The CSI300 index of the largest listed companies in Shanghai and Shenzhen rose 2.2 percent, to 3,533.71, to end up 51.7 percent for the year.
The Shanghai Composite Index gained 2.2 percent, to 3,234.68 points, up 52.9 percent year to date. The last time both indexes were at these levels was January 2010.
The rise is good news for Beijing, as it has successfully convinced many Chinese investors to stop speculating on real estate and diversify into shares in Chinese companies.
And it offers a welcome distraction from an otherwise grim economic performance.
China looks set to post its slowest economic growth rate in decades, but the leadership can console themselves that its stock market, at least, was a world-beater, posting more than five times the annual rise of the Dow Jones Industrial Average .
But the SSEC index is still at roughly half the level compared with where it was prior to the global financial crisis, nor has it recovered to the peak hit during its last rally in 2009, a stimulus-fed frenzy that ended in a savage crash.

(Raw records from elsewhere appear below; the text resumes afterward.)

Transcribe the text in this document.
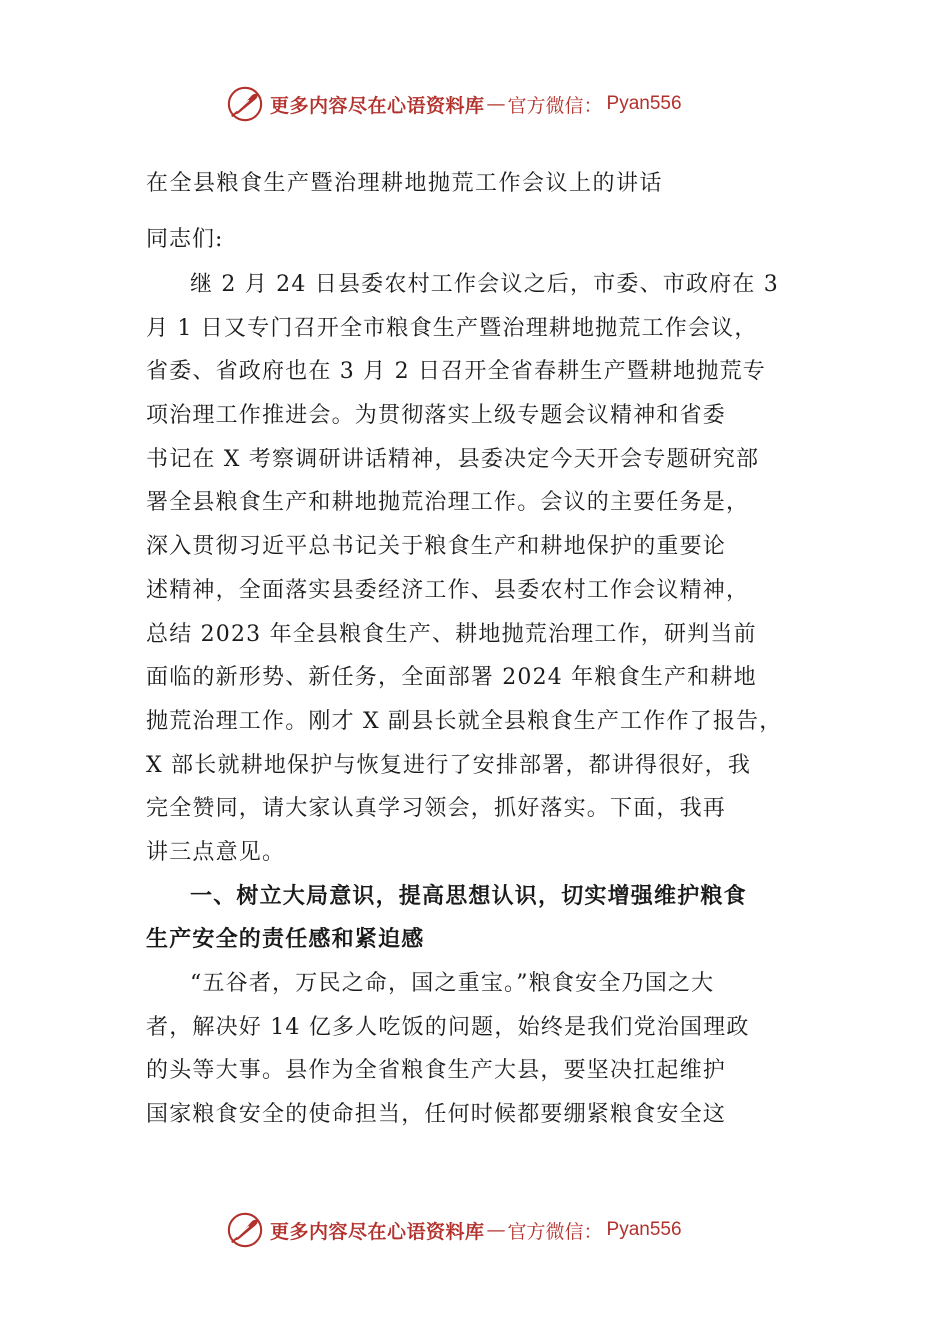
更多内容尽在心语资料库 — 官方微信： Pyan556
在全县粮食生产暨治理耕地抛荒工作会议上的讲话
同志们:
继 2 月 24 日县委农村工作会议之后，市委、市政府在 3
月 1 日又专门召开全市粮食生产暨治理耕地抛荒工作会议，
省委、省政府也在 3 月 2 日召开全省春耕生产暨耕地抛荒专
项治理工作推进会。为贯彻落实上级专题会议精神和省委
书记在 X 考察调研讲话精神，县委决定今天开会专题研究部
署全县粮食生产和耕地抛荒治理工作。会议的主要任务是，
深入贯彻习近平总书记关于粮食生产和耕地保护的重要论
述精神，全面落实县委经济工作、县委农村工作会议精神，
总结 2023 年全县粮食生产、耕地抛荒治理工作，研判当前
面临的新形势、新任务，全面部署 2024 年粮食生产和耕地
抛荒治理工作。刚才 X 副县长就全县粮食生产工作作了报告，
X 部长就耕地保护与恢复进行了安排部署，都讲得很好，我
完全赞同，请大家认真学习领会，抓好落实。下面，我再
讲三点意见。
一、树立大局意识，提高思想认识，切实增强维护粮食
生产安全的责任感和紧迫感
“五谷者，万民之命，国之重宝。”粮食安全乃国之大
者，解决好 14 亿多人吃饭的问题，始终是我们党治国理政
的头等大事。县作为全省粮食生产大县，要坚决扛起维护
国家粮食安全的使命担当，任何时候都要绷紧粮食安全这
更多内容尽在心语资料库 — 官方微信： Pyan556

Thus the current rally's sustainability is also in question, given that it too has been strongly inspired by policy changes.
The market was bolstered by optimism over monetary easing earlier in the year and rallied strongly after interest rates were cut in late November.
Mainland analysts are calling for another bull year in 2015, but that must be balanced against predictions that the Chinese economy is predicted to slow further, damaging earnings at some of the very blue chip banks that have led the rally.
Technical indicators also show the market is overbought, leaving it vulnerable to a correction in the near term.
In fact, a Reuters poll of Chinese fund managers showed them reducing their equity allocation in the next three months.
The Hang Seng index added 0.4 percent, to close at 23,605.04 points in a shortened trading day, up 1.3 for the year, the widest performance disconnect versus mainland markets since 2007.
The contradiction is highlighted in the index measuring price differences between dual-listed companies in Shanghai and Hong Kong, which stood at 127.76, indicating Shanghai shares are pricing at a major premium.
That difference was supposed to be erased by the launch of the Shanghai-Hong Kong Stock Connect, but the connector has seen extremely weak take-up by both foreign and Chinese investors.